I have flume stream which I want to store it in HDFS via spark . Below is spark code that I am running

object FlumePull {
  def main(args: Array[String]) {
    if (args.length < 2) {
      System.err.println(
        "Usage: FlumePollingEventCount <host> <port>")
      System.exit(1)
    }

    val batchInterval = Milliseconds(60000)
    val sparkConf = new SparkConf().setAppName("FlumePollingEventCount")
    val ssc = new StreamingContext(sparkConf, batchInterval)
    val stream = FlumeUtils.createPollingStream(ssc, "localhost", 9999)

    stream.map(x => x + "!!!!")
          .saveAsTextFiles("/user/root/spark/flume_Map_", "_Mapout")

    ssc.start()
    ssc.awaitTermination()
  }
}

When I start my spsark streaming job , it does stores output in HDFS but output is something like this:

[root@sandbox ~]# hadoop fs -cat /user/root/spark/flume_Map_-1459450380000._Mapout/part-00000
org.apache.spark.streaming.flume.SparkFlumeEvent@1b9bd2c9!!!!
org.apache.spark.streaming.flume.SparkFlumeEvent@33fd3a48!!!!
org.apache.spark.streaming.flume.SparkFlumeEvent@35fd67a2!!!!
org.apache.spark.streaming.flume.SparkFlumeEvent@f9ed85f!!!!
org.apache.spark.streaming.flume.SparkFlumeEvent@58f4cfc!!!!
org.apache.spark.streaming.flume.SparkFlumeEvent@307373e!!!!
org.apache.spark.streaming.flume.SparkFlumeEvent@4ebbc8ff!!!!
org.apache.spark.streaming.flume.SparkFlumeEvent@a8905bb!!!!
org.apache.spark.streaming.flume.SparkFlumeEvent@29d73d64!!!!
org.apache.spark.streaming.flume.SparkFlumeEvent@71ff85b1!!!!
org.apache.spark.streaming.flume.SparkFlumeEvent@3ea261ef!!!!
org.apache.spark.streaming.flume.SparkFlumeEvent@16cbb209!!!!
org.apache.spark.streaming.flume.SparkFlumeEvent@17157890!!!!
org.apache.spark.streaming.flume.SparkFlumeEvent@29e41c7!!!!

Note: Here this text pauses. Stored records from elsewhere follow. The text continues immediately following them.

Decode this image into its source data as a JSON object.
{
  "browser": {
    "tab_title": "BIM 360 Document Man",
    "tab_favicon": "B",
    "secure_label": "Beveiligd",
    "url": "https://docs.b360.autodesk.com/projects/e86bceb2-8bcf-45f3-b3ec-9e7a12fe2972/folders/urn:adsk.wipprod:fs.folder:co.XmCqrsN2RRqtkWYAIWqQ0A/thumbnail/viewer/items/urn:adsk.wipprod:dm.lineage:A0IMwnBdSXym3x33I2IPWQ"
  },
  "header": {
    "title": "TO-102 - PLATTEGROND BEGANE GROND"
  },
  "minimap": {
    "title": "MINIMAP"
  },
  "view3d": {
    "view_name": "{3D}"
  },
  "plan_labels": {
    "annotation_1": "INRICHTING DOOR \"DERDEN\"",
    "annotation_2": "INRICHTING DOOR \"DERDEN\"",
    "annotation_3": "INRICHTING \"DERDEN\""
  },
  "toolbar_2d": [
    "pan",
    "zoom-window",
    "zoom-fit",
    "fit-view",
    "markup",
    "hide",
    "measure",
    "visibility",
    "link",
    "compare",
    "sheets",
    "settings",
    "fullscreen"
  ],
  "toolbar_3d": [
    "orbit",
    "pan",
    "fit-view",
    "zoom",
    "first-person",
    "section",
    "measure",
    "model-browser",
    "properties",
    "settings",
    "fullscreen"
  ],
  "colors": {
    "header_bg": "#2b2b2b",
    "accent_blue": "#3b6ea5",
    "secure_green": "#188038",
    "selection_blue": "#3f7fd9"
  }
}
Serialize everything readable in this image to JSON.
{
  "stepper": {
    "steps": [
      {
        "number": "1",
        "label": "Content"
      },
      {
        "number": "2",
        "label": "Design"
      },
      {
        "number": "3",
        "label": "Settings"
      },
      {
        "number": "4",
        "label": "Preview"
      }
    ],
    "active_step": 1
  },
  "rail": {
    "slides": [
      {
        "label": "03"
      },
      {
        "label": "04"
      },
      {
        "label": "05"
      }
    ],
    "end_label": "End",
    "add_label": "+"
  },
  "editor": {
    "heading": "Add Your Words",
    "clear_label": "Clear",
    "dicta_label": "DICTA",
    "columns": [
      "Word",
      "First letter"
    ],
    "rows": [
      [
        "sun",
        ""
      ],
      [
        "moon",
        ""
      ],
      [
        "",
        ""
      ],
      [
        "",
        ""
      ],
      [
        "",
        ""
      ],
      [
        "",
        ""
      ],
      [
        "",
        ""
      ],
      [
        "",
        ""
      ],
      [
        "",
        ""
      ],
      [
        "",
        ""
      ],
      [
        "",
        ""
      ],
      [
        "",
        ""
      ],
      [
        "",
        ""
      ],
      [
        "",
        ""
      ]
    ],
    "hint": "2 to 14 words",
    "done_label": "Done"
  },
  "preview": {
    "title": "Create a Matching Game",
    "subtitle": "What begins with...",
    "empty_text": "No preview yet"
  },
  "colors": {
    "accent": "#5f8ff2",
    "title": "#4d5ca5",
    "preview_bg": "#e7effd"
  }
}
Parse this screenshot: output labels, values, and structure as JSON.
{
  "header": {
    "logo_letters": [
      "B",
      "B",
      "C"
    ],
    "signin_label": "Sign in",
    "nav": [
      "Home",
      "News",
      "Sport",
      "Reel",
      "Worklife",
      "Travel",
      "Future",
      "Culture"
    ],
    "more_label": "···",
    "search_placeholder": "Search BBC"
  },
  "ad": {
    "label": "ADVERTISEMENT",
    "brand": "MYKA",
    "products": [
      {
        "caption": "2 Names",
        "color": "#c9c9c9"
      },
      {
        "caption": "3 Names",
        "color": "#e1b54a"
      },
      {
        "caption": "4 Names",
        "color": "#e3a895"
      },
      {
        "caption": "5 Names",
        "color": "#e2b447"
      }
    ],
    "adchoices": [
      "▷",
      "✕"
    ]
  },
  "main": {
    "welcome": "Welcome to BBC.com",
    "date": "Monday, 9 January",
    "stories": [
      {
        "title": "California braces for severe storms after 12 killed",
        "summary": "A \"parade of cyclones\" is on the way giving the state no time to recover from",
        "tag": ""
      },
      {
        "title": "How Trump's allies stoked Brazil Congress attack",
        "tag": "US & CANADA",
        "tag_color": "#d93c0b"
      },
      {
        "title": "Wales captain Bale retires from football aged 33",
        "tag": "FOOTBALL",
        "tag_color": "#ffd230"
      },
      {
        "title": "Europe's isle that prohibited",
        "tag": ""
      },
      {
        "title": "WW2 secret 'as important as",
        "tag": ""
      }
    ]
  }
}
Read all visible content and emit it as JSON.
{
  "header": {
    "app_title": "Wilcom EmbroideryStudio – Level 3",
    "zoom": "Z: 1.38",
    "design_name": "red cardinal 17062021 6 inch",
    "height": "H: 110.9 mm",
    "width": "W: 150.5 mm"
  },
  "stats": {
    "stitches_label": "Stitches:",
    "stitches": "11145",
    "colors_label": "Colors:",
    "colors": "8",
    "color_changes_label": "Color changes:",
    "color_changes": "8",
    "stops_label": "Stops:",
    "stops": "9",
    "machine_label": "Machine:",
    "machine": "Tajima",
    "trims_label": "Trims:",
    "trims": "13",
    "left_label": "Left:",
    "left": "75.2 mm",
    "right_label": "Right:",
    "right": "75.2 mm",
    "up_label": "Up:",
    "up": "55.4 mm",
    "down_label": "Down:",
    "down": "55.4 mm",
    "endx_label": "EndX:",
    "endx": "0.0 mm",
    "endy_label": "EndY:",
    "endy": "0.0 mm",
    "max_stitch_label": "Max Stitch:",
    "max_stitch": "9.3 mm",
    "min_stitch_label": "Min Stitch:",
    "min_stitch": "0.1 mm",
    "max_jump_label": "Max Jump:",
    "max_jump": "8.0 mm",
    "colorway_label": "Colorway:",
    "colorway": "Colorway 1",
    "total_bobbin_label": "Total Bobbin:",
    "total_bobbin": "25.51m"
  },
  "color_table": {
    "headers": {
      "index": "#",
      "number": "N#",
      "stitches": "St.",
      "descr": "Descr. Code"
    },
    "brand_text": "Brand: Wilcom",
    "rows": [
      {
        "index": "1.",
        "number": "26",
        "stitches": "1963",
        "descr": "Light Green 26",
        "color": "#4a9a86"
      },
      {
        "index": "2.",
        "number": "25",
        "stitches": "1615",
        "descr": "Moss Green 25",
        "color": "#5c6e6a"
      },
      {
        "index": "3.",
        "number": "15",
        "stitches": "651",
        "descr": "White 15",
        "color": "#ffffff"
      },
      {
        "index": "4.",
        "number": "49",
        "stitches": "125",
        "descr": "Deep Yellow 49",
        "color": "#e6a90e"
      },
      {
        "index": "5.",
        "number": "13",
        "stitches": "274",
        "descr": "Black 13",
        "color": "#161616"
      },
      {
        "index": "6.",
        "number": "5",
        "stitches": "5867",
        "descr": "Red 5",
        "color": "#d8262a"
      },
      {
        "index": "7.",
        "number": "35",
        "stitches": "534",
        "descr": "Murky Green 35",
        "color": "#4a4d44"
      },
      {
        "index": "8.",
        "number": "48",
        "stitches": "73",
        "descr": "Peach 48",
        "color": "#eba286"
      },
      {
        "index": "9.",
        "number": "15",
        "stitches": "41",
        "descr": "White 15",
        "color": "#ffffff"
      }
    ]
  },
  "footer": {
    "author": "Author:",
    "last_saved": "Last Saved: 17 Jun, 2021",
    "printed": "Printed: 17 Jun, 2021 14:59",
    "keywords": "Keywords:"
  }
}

It is storing flume event instead of data coming from Flume. How do it get data out of it?

Thanks

Solution

You need to extract the underlying buffer from the SparkFlumeEvent and save that. For example, if your event body is a String:

stream.map(x => new String(x.event.getBody.array) + "!!!!")
      .saveAsTextFiles("/user/root/spark/flume_Map_", "_Mapout")